The launch was announced with a seed round of £310,000 from some of the U.S. and U.K.’s leading tech angel investors, including Reddit co-founder Alexis Ohanian.
They say: Picfair connects photographers directly to buyers, and takes a small (20%) commission on top of the photographers’ fee. Picfair gives photographers, both amateur and professional, full control control over pricing, and a significantly fairer cut. Its unique dynamic search algorithm adapts to reflect what people are looking at–and sharing–across the web, giving buyers a much broader range – from high-end DSLRs to Instagram shots.
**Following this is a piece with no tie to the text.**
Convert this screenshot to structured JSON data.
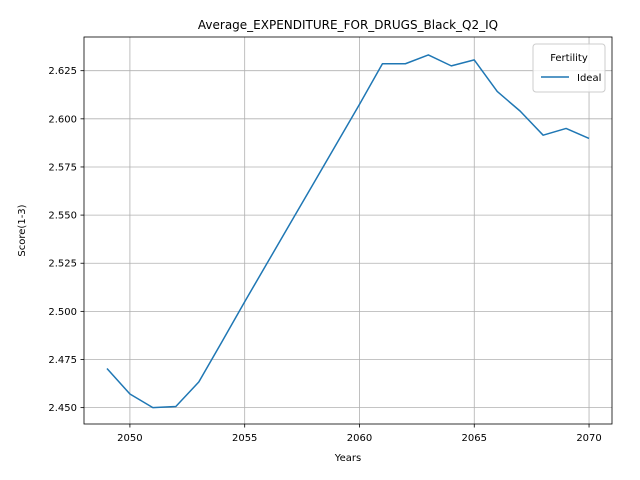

“The whole industry is upside down–and has been for decades,” said founder and CEO Benji Lanyado. “The photographers who create the value get almost none of it. It’s entirely normal for their cut to be less than 20 per cent of the sale price.”
While the photographers’ share of profits is shrinking, the long tail of image demand gets longer by the year – the digital image market is estimated around $4.5bn, set to grow to $6 billion by 2016. “Every business is a publisher now,” said Lanyado, “and yet nobody is happy with the pricing models and the dull, cheesy offerings on the major stock sites.”